Why does everyone else think the situation is so clear-cut? It’s all too surreal. It was only a year ago I was wondering if Gareth would ever ask me out on a date, and now everyone’s sending us down the aisle?
WEEK 195
October 4
“Hello?”
“It’s only me,” said the Mothership. “Just wanted to say hi.”
That didn’t sound right. She always takes great pleasure in announcing, “It’s the Mothership!” Her voice was flat and dull, and she kept asking questions instead of telling me school stories or a scene-by-scene recap of the last episode of Taggart.
“What’s the weather been like?”
“Crazy!” I replied. “Freezing one day, unseasonably warm the next.”
“Oh well, I’m sure you can handle all temperatures now that you’re skinny.”
“Sorry?”
“And how’s Gareth? Done his exam yet?”
“Another few weeks. He’s so busy that we haven’t really talked about the Future yet. I’m crapping my pants.”
“You’ve got no reason to be nervous when you have that fabulous body!”
“Mum!” I spluttered. “What the hell does that have to do with anything? Why are you so obsessed with weight today?”
“I’m not obsessed!”
“But you keep bringing it up!”
“Because, because…” Her voice wavered. “I just … admire you for what you’ve done.”
“What I’ve done?”
“Losing your weight.”
“Oh.”
“I don’t know how you do it.”
“Well I’m not really doing it very well lately, I’ve barely lost a thing all year!”
“You’re doing it!” she insisted. “You’re skinny!”
I didn’t know what to say.
“How did you do it?” I could hear the despair in her voice. “How did you stop making food the answer to your problems? Where did you find the courage? I’ve got to do something but I just don’t know where to start.”
“Oh Mum.”
“I’m just watching my life pass me by and I don’t know how to stop it.”
Why can’t you just dive through the phone line and hug somebody? She was saying the exact same words I’d said nearly four years ago. I’ve been lounging in this “not quite fat, not quite skinny” stage for so long now that I’ve almost forgotten what it’s like to be serious
ly overweight, how difficult it is to take that first step. Or maybe I just don’t want to remember.
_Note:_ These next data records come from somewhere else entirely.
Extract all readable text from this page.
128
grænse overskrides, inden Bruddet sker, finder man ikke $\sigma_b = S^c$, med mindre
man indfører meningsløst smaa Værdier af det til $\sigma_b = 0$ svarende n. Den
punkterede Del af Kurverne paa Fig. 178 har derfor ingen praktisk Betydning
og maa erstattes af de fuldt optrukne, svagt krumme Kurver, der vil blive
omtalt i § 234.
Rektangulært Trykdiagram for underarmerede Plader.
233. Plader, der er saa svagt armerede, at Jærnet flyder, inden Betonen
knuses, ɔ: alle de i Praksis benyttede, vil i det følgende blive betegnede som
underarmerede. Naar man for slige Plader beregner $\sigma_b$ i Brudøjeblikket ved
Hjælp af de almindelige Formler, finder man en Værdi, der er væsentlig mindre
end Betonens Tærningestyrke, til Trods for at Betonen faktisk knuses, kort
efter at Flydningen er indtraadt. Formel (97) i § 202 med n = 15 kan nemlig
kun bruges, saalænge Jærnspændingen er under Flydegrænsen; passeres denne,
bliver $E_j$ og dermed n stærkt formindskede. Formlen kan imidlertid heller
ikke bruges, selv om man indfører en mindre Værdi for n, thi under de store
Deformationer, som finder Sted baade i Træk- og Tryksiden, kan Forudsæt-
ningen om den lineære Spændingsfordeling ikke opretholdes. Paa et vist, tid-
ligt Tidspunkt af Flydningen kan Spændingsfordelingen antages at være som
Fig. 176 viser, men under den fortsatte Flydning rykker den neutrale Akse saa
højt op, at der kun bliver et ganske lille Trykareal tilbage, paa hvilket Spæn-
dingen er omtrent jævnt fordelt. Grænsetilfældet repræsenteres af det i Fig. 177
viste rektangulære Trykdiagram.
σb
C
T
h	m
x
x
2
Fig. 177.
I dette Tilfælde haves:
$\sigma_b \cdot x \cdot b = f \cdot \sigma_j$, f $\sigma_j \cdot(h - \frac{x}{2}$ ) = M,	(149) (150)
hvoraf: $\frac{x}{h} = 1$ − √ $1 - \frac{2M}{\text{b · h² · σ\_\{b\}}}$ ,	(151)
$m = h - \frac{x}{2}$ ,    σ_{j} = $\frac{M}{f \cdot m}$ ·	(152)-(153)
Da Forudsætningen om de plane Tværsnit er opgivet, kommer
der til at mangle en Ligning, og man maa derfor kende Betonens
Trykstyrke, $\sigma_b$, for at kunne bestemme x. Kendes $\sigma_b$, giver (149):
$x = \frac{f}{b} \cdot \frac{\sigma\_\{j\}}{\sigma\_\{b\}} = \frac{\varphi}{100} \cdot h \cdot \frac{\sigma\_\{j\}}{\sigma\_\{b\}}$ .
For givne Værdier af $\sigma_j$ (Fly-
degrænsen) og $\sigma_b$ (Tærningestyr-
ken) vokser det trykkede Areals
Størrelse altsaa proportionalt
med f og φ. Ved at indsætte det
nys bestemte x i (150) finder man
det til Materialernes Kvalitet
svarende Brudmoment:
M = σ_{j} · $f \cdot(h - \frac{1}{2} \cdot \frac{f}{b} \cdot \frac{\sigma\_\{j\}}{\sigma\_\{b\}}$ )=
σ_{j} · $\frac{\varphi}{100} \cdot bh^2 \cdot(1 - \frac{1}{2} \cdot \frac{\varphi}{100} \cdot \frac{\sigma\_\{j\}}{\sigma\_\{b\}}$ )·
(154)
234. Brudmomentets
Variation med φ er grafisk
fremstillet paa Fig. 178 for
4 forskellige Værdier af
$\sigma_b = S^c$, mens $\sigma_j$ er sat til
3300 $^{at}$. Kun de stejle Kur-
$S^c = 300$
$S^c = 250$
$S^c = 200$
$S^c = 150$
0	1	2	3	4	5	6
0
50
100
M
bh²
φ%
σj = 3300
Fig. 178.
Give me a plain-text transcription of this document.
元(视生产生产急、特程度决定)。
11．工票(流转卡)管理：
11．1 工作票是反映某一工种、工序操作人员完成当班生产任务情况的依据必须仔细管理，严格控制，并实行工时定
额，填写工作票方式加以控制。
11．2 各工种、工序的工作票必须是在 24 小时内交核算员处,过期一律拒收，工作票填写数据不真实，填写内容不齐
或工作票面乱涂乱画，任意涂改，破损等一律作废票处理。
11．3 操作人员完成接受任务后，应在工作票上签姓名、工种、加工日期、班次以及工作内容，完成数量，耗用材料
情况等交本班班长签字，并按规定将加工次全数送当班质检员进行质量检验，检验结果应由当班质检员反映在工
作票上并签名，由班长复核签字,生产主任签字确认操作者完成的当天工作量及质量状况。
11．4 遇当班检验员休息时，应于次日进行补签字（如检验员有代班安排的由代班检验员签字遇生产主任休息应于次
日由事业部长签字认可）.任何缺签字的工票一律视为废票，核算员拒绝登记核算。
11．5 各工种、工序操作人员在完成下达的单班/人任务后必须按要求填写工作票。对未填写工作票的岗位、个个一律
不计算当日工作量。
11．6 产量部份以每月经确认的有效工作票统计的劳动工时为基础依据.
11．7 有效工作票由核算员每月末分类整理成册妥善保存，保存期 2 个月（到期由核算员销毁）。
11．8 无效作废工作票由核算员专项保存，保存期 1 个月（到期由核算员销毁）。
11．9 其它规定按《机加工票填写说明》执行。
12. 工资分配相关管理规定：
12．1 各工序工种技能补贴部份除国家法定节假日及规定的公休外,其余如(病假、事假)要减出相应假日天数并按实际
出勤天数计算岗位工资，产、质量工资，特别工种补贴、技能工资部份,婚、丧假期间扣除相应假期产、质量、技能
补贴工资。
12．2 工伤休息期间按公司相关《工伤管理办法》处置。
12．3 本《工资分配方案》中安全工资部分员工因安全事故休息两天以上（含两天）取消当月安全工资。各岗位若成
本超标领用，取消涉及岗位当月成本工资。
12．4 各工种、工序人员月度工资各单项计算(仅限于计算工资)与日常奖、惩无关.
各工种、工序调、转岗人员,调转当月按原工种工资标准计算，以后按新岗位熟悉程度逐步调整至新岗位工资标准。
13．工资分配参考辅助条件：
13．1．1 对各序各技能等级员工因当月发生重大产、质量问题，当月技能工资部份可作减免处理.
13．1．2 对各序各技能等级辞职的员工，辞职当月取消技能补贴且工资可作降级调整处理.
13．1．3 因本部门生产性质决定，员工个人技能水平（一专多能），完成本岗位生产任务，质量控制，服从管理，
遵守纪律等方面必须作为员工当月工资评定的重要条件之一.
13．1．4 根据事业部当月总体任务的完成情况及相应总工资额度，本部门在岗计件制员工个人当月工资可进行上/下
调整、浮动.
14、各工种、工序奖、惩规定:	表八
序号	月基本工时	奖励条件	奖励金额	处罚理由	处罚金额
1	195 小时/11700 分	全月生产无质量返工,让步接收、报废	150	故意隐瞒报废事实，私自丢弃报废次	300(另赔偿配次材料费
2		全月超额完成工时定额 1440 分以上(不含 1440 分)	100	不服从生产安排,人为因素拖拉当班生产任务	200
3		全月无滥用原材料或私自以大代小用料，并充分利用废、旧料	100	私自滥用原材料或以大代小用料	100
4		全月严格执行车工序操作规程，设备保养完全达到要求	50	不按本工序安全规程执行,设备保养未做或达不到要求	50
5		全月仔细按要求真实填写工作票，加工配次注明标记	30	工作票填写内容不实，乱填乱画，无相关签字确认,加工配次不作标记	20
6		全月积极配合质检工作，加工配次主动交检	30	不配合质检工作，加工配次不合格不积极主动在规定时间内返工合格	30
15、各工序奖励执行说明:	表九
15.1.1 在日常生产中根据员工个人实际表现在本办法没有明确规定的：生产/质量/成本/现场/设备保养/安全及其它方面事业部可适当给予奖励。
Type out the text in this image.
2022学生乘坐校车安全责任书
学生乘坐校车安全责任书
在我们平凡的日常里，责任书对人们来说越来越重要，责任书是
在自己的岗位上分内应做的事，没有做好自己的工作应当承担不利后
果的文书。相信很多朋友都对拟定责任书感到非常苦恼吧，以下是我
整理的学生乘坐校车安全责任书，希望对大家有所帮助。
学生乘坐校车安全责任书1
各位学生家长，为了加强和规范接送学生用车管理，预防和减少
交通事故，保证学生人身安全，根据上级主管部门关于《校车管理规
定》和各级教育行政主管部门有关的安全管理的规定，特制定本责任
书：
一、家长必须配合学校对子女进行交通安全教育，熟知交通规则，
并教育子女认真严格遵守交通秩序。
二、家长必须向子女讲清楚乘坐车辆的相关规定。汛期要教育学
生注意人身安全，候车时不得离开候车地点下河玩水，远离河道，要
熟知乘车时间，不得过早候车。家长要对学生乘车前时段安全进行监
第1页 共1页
I felt helpless as she started to cry. I always thought Mum was so strong and in control. I’d watch her in action at Weight Watchers, bubbly and warm, with the ladies clinging to her every word as if she was the Weight Loss Messiah. But then I saw her marriage erode that confidence, and now ten years after it ended she still sounds so lost.
“Anyway,” she sniffed, forcing a laugh. “Have you got any words of wisdom for me?”
“Seriously?”
“Yes.”
“Umm. Don’t do anything radical,” I began. “Don’t try and change everything at once, even though everything might feel like shit right now.”
“That’s exactly how it feels.”
“Just pick one thing. Think of one healthy thing and do it tomorrow.”
“Go for a walk?”
“Yeah! Just try twenty minutes. I used to go early in the morning so no one could look at me.”
“That’s a good idea.”
“Seriously, Ma. Don’t beat yourself up. Don’t worry about what you’re eating and don’t even think about what you weigh. Just try doing one positive thing this week. That will give you courage to add something else next week. I know it sounds simplistic but it’s much less daunting, and starting small really can lead to something big.”
“OK.”
“OK.” My heart was pounding. It felt ridiculous to be giving diet advice to my mother. Did I sound too glib? Did I sound like those patronizing weight loss magazines? But when I think about my lard-busting methods, it really does boil down to baby steps. Why do I always lose sight of that?
Suddenly she was sobbing again. “I’m so sorry I put you in this position.”
“What position?”
“All the things I said to you when you were a kid. All the diets I put you on.”
“Ma, you don’t have to apologize. We had this out a few years ago, remember?”
She just cried harder.
“We weren’t living in a happy environment. It wasn’t easy for anyone. There was a lot of crazy shit going on.”